A ce jour, ces verrous institutionnels semblent être régulièrement contournés par les maires, avec l’assentiment bienveillant des autorités préfectorales.
Délivrant des permis de construire fantasques par l’intermédiaire de plans locaux d’urbanismes, les services de l’État n’assument pas leurs fonctions pour des raisons obscures et livrent ainsi la Corse aux promoteurs immobiliers et aux spéculateurs sans âme.
Régulièrement traduits en justice par des associations exemplaires (qui ont de surcroit systématiquement gain de cause), nous sommes en droit de nous demander qui fait appliquer la loi.
S’agissant de la soi-disant sanctuarisation des terres agricoles, il nous parait légitime de rappeler que la réserve de 105 000 ha correspond exactement au potentiel foncier recensé aujourd’hui par la DRAAF de Corse.

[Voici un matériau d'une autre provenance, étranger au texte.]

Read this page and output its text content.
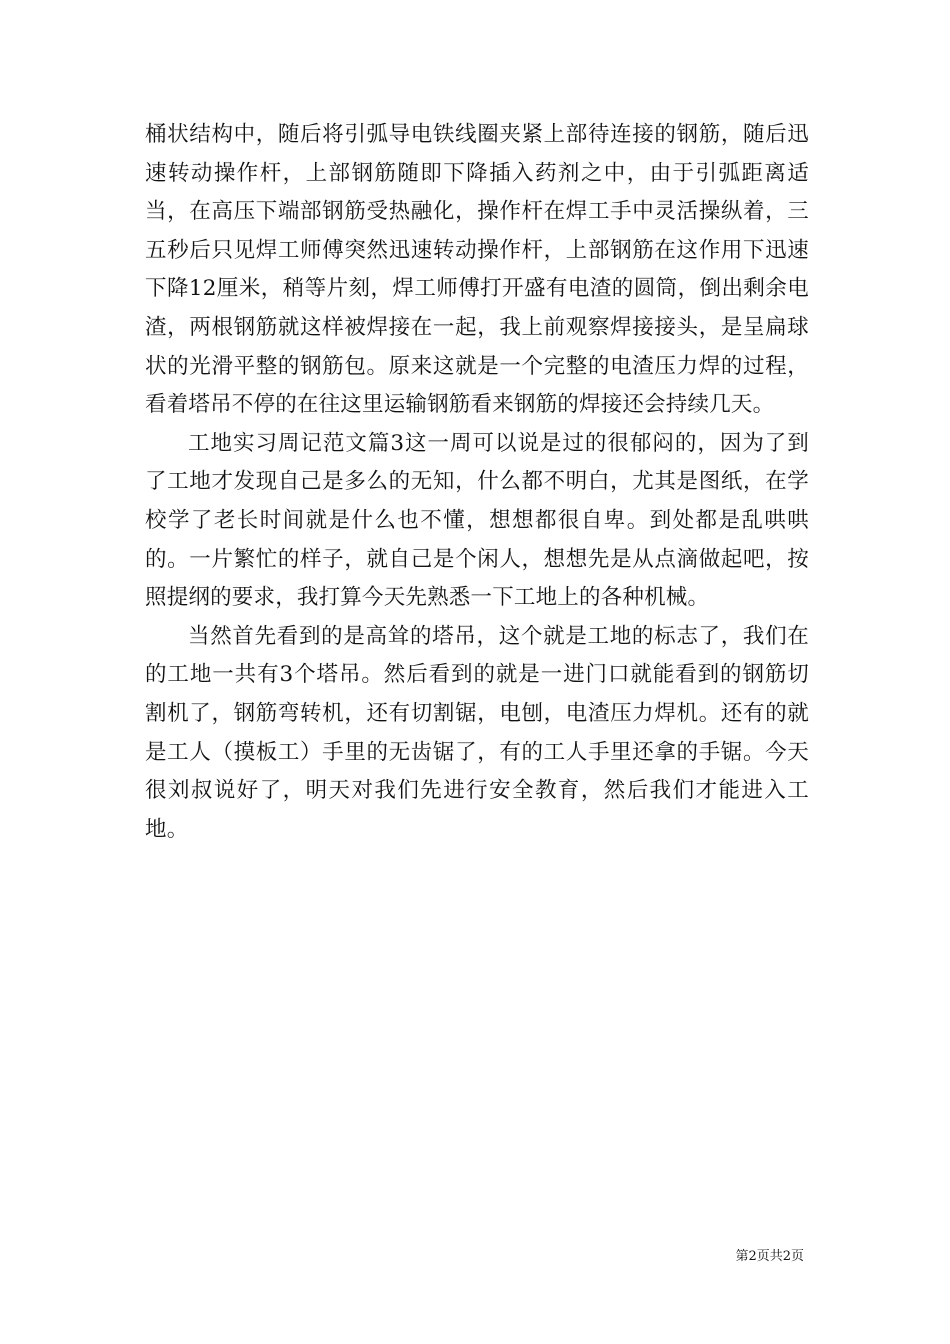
桶状结构中，随后将引弧导电铁线圈夹紧上部待连接的钢筋，随后迅速转动操作杆，上部钢筋随即下降插入药剂之中，由于引弧距离适当，在高压下端部钢筋受热融化，操作杆在焊工手中灵活操纵着，三五秒后只见焊工师傅突然迅速转动操作杆，上部钢筋在这作用下迅速下降12厘米，稍等片刻，焊工师傅打开盛有电渣的圆筒，倒出剩余电渣，两根钢筋就这样被焊接在一起，我上前观察焊接接头，是呈扁球状的光滑平整的钢筋包。原来这就是一个完整的电渣压力焊的过程，看着塔吊不停的在往这里运输钢筋看来钢筋的焊接还会持续几天。

工地实习周记范文篇3这一周可以说是过的很郁闷的，因为了到了工地才发现自己是多么的无知，什么都不明白，尤其是图纸，在学校学了老长时间就是什么也不懂，想想都很自卑。到处都是乱哄哄的。一片繁忙的样子，就自己是个闲人，想想先是从点滴做起吧，按照提纲的要求，我打算今天先熟悉一下工地上的各种机械。

当然首先看到的是高耸的塔吊，这个就是工地的标志了，我们在的工地一共有3个塔吊。然后看到的就是一进门口就能看到的钢筋切割机了，钢筋弯转机，还有切割锯，电刨，电渣压力焊机。还有的就是工人（摸板工）手里的无齿锯了，有的工人手里还拿的手锯。今天很刘叔说好了，明天对我们先进行安全教育，然后我们才能进入工地。

第2页共2页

Rappelons-nous que l’agriculture Corse a perdu au cours des 10 dernières années presque 50000 ha de terres et que ce nouveau chiffre annoncé à grands renforts de communiqués est très largement sous dimensionné pour envisager durablement le développement d’une agriculture moderne et orientée sur l’accroissement de ses moyens de production.
Si ce document est un premier pas positif vers la planification organisée de notre développement il convient de rappeler que les grands principes qui le guident ne permettront pas en l’état actuel des choses d’endiguer les phénomènes de spéculation et de destruction de notre patrimoine.
Rappelons aussi que ce PADDUC est structuré autour de 5 thèmes principaux, chacun reflétant l’avenir de notre société insulaire. Cependant, qu’en est-il des problématiques telles que l’emploi, la précarité ou encore le logement ? Celles-ci semblent avoir disparu du débat médiatique au profit des querelles concernant le nouveau plan des zones constructibles.
Au-delà des éléments de langage utilisés par l’ensemble de notre classe politique, il faut œuvrer collectivement à l’instauration d’une responsabilité collective face aux enjeux qui se dessinent à court et moyen terme. Les déclarations d’intention comme les promesses de circonstance ne font pas des majorités durables. Au contraire elles renforcent le sentiment de défiance qu’ont les jeunes générations face à une classe politique versatile, toujours plus prompt à défendre les intérêts individuels de quelques-uns plutôt que les intérêts du plus grand nombre.